I wrap my hand around her foot, rubbing my thumb over the contour of the arch to her heel, and back to her toes again. She tenses for a moment, then relaxes. With the point of my thumb I trace the word ‘BAD’ across her sole.
Steffi draws a noisy breath. “And, basically, men are kind of disappointing. It’s probably me. I’m not saying they’re monsters, or assholes, or anything like that. Just disappointing. Work is mentally challenging, and I love getting outdoors and physically testing myself. I have good friends.” She gives me a bright smile. “I’m happy.”
“But the man thing is a fail, so not completely happy.”
“Pfft. I don’t need a man to complete me. Anyway, sex is overrated.”
“I’d have to disagree with you on that point.”
“Of course, because you’re a man. It’s different for you.”
“Why would it be different for me?”
“You know. Wham, bam, jam it somewhere warm and welcoming and it’s pretty much satisfaction guaranteed.”
Do not laugh. “Sure, there are guys like that, but there are also a hell of a lot of us out there who take a woman’s pleasure very seriously.”
“Yeah, well, I’ve been out with him, too. Nothing like a guy who’s just about rubbed you raw but still won’t let up because you haven’t—”
Her hand flies across her mouth.
“Because you haven’t, what?”
She’s embarrassed, which is probably the first time I’ve seen Steffi that way.
“It’s nothing. I’ve had too much to drink. Forget I said anything.”
I pull her foot down onto my lap and keep rubbing it. She lies back on the floor, stretches her arms over her head, and stares at the ceiling. I wish she hadn’t done that because I can’t look at her face when her breasts are forced up like that. And her fucking nipples are hard, which I have to ignore when I don’t want to.

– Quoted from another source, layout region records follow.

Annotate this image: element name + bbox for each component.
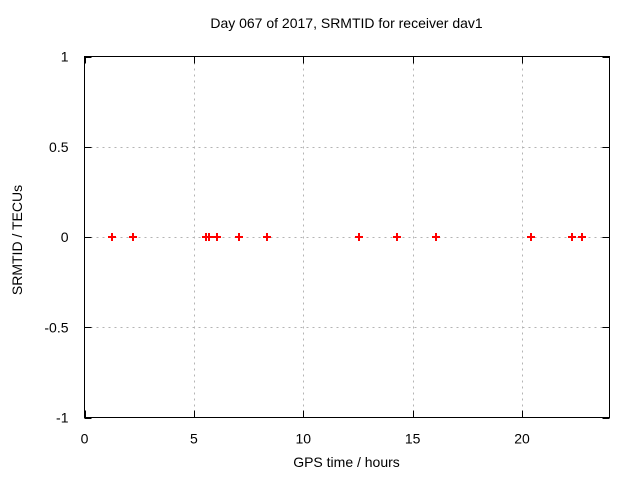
x-tick-label: 0 bbox=[81, 431, 89, 447]
y-tick-label: -1 bbox=[56, 410, 69, 426]
x-tick-label: 5 bbox=[190, 431, 198, 447]
x-tick-label: 20 bbox=[514, 431, 530, 447]
x-axis-label: GPS time / hours bbox=[293, 454, 400, 470]
chart-title: Day 067 of 2017, SRMTID for receiver dav… bbox=[210, 15, 483, 31]
x-tick-label: 15 bbox=[405, 431, 421, 447]
y-tick-label: 0 bbox=[61, 229, 69, 245]
y-tick-label: -0.5 bbox=[44, 319, 68, 335]
y-tick-label: 0.5 bbox=[49, 139, 69, 155]
y-tick-label: 1 bbox=[61, 49, 69, 65]
x-tick-label: 10 bbox=[295, 431, 311, 447]
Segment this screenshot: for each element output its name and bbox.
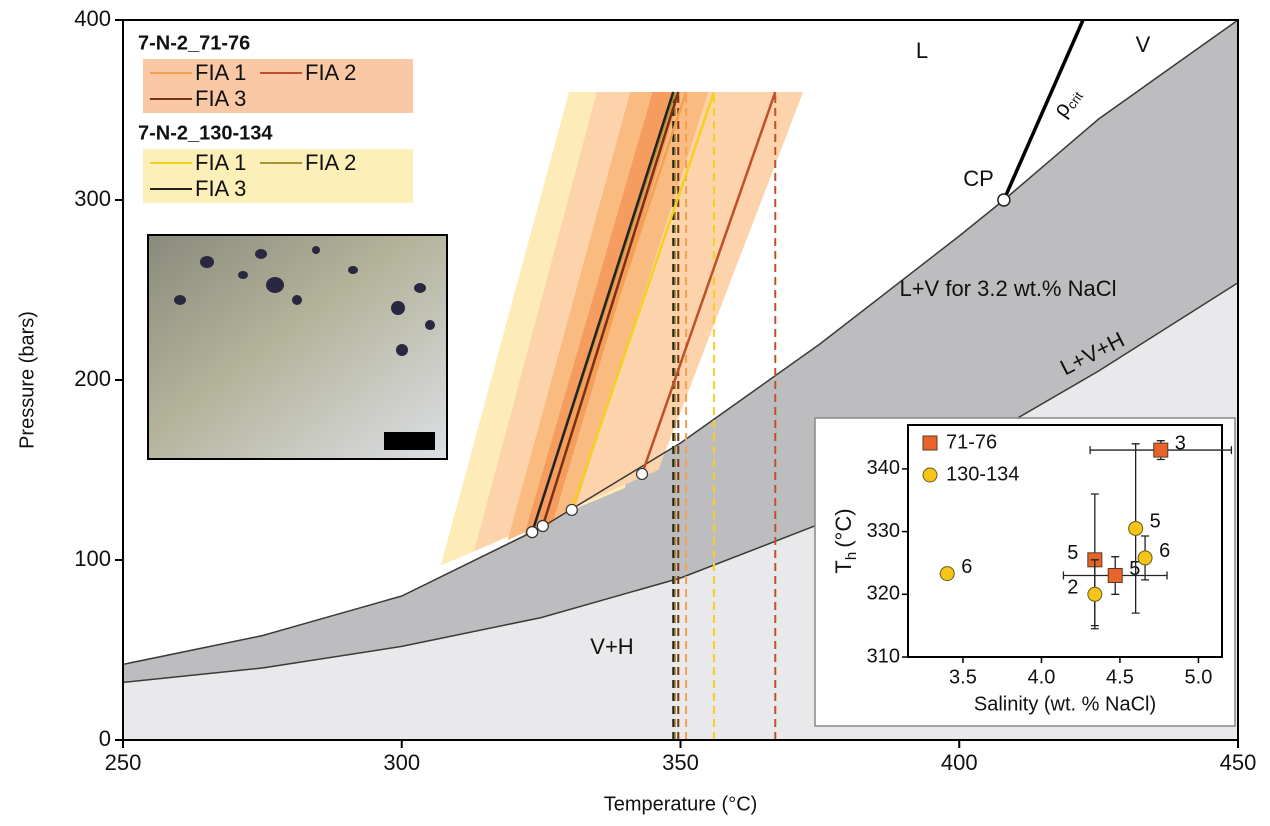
legend-background	[143, 59, 413, 113]
point-label: 5	[1129, 558, 1140, 580]
legend-title: 7-N-2_130-134	[138, 122, 273, 144]
region-label: V	[1136, 32, 1151, 57]
scale-bar	[384, 432, 435, 450]
point-label: 2	[1067, 577, 1078, 599]
point-label: 6	[1159, 540, 1170, 562]
critical-point	[997, 193, 1011, 207]
point-label: 3	[1175, 432, 1186, 454]
y-tick-label: 200	[74, 366, 111, 391]
legend-label: FIA 3	[195, 86, 246, 111]
legend-label: FIA 2	[305, 60, 356, 85]
marker	[939, 566, 955, 582]
point-label: 6	[961, 556, 972, 578]
region-label: L	[916, 38, 928, 63]
cp-label: CP	[963, 166, 994, 191]
y-tick-label: 330	[867, 520, 900, 542]
inset-frame	[814, 417, 1236, 727]
x-tick-label: 400	[941, 750, 978, 775]
homogenization-point	[635, 467, 649, 481]
phase-boundary	[122, 19, 1239, 666]
x-tick-label: 3.5	[949, 666, 977, 688]
point-label: 5	[1150, 511, 1161, 533]
region-label: L+V for 3.2 wt.% NaCl	[899, 276, 1116, 301]
x-tick-label: 4.5	[1106, 666, 1134, 688]
lv-region	[123, 20, 1238, 683]
homogenization-point	[526, 525, 539, 539]
isochore	[541, 91, 680, 527]
x-tick-label: 4.0	[1028, 666, 1056, 688]
isochore	[640, 91, 777, 475]
region-label: V+H	[590, 634, 633, 659]
legend-label: FIA 1	[195, 150, 246, 175]
y-tick-label: 400	[74, 6, 111, 31]
x-tick-label: 250	[105, 750, 142, 775]
y-axis-label: Th (°C)	[831, 508, 860, 573]
phase-boundary	[122, 282, 1239, 684]
legend-label: 130-134	[946, 463, 1019, 485]
isochore	[570, 91, 716, 511]
photo-inset	[147, 234, 448, 460]
point-label: 5	[1067, 542, 1078, 564]
x-tick-label: 300	[383, 750, 420, 775]
legend-label: FIA 3	[195, 176, 246, 201]
legend-background	[143, 149, 413, 203]
x-axis-label: Temperature (°C)	[604, 793, 758, 815]
marker	[1128, 520, 1144, 536]
marker	[1137, 550, 1153, 566]
x-tick-label: 450	[1220, 750, 1257, 775]
legend-label: 71-76	[946, 431, 997, 453]
y-axis-label: Pressure (bars)	[16, 311, 38, 449]
marker	[1153, 442, 1169, 458]
homogenization-point	[536, 519, 549, 533]
inset-chart: 3.5 4.0 4.5 5.0 310 320 330 340 Salinity (wt. % …	[814, 417, 1236, 727]
x-tick-label: 5.0	[1185, 666, 1213, 688]
legend-label: FIA 1	[195, 60, 246, 85]
inclusions	[174, 246, 435, 356]
y-tick-label: 300	[74, 186, 111, 211]
critical-density-line	[1002, 19, 1085, 201]
y-label-sub: h	[843, 552, 860, 560]
y-tick-label: 320	[867, 583, 900, 605]
y-tick-label: 310	[867, 645, 900, 667]
y-tick-label: 0	[99, 726, 111, 751]
y-label-unit: (°C)	[831, 508, 856, 547]
y-label-base: T	[831, 560, 856, 573]
x-axis-label: Salinity (wt. % NaCl)	[974, 693, 1156, 715]
homogenization-point	[565, 503, 578, 517]
legend-title: 7-N-2_71-76	[138, 32, 250, 54]
x-tick-label: 350	[662, 750, 699, 775]
inset-plot-frame	[907, 424, 1223, 658]
legend-marker	[922, 467, 938, 483]
legend-marker	[922, 435, 938, 451]
y-tick-label: 340	[867, 457, 900, 479]
y-tick-label: 100	[74, 546, 111, 571]
isochore	[531, 91, 675, 533]
marker	[1087, 586, 1103, 602]
legend-label: FIA 2	[305, 150, 356, 175]
marker	[1107, 567, 1123, 583]
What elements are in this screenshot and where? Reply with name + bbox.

“Technically, Steffi, you haven’t said anything. Is there something you want to get off your chest?”
“Nope. Everything’s fine.” She lifts her head and smiles at me. “Truly. I’m good. And thanks for the foot rub, it feels great.”
“All part of the service.” I’m disappointed she doesn’t want to talk any further, although it’s easy to guess why. “Listen. You’re going to be fine. You just haven’t found someone compatible,” I
say, sounding like a doctor, because even though I’d like to prove to her that sex is definitely not overrated, I’ve got to remember that I didn’t return to Queenstown to complicate my life, or hers. And fucking Steffi would be one big complication.
“You think?” she says softly.
“Yeah, I do. Like everything else in life, sex can be complicated. Look at all those sports you’re so accomplished. A lot of people would find cycling down a narrow trail covered in loose schist, with a two-hundred-foot sheer drop on one side, fucking difficult. Yet you don’t even blink.”
“That’s not a good analogy, Noah. Sex should be like eating. It’s a normal thing to do.”
“Okay, that’s fair. But eating’s only pleasurable if you like the taste of the food. If it’s something you don’t like the taste of, you’re not going to enjoy it.”
“Fair enough. But I’ve stopped looking. It’s humiliating.” Her bottom lip folds into her mouth, and her focus shifts to the wall at her left.
“You’re making me sad. You’re a very sexy woman, Steffi. I mean, hell, look at you. You’ve got a body most women would kill for, and most men, too.”
“Yeah, well, it doesn’t work the way it’s supposed to.” She props herself up on her elbows, takes a big slug of wine and wipes her mouth. “I didn’t need that. I’ve had too much to drink already. And I want you to promise me you haven’t heard anything I’ve said tonight.”
“I heard.”
“We were talking as brother and sister. No, wait, we’re not that. We were talking as doctor and patient. What I mean is, I want you to forget whatever it is you thought you heard. Am I drunk?” She pulls her foot away from me and rocks to her feet. “My foot says thank you. “
“I haven’t finished, I only did one.”
“Shhh.” She puts her finger to her lips in this really cute, and slightly drunk way. “I’ll use that as an excuse for why I can’t walk straight.”
I stand, too. “How do you get to your apartment?”
“The side path. Why? Are you planning on a nocturnal visit? Going to show me what your bedside manners are like?”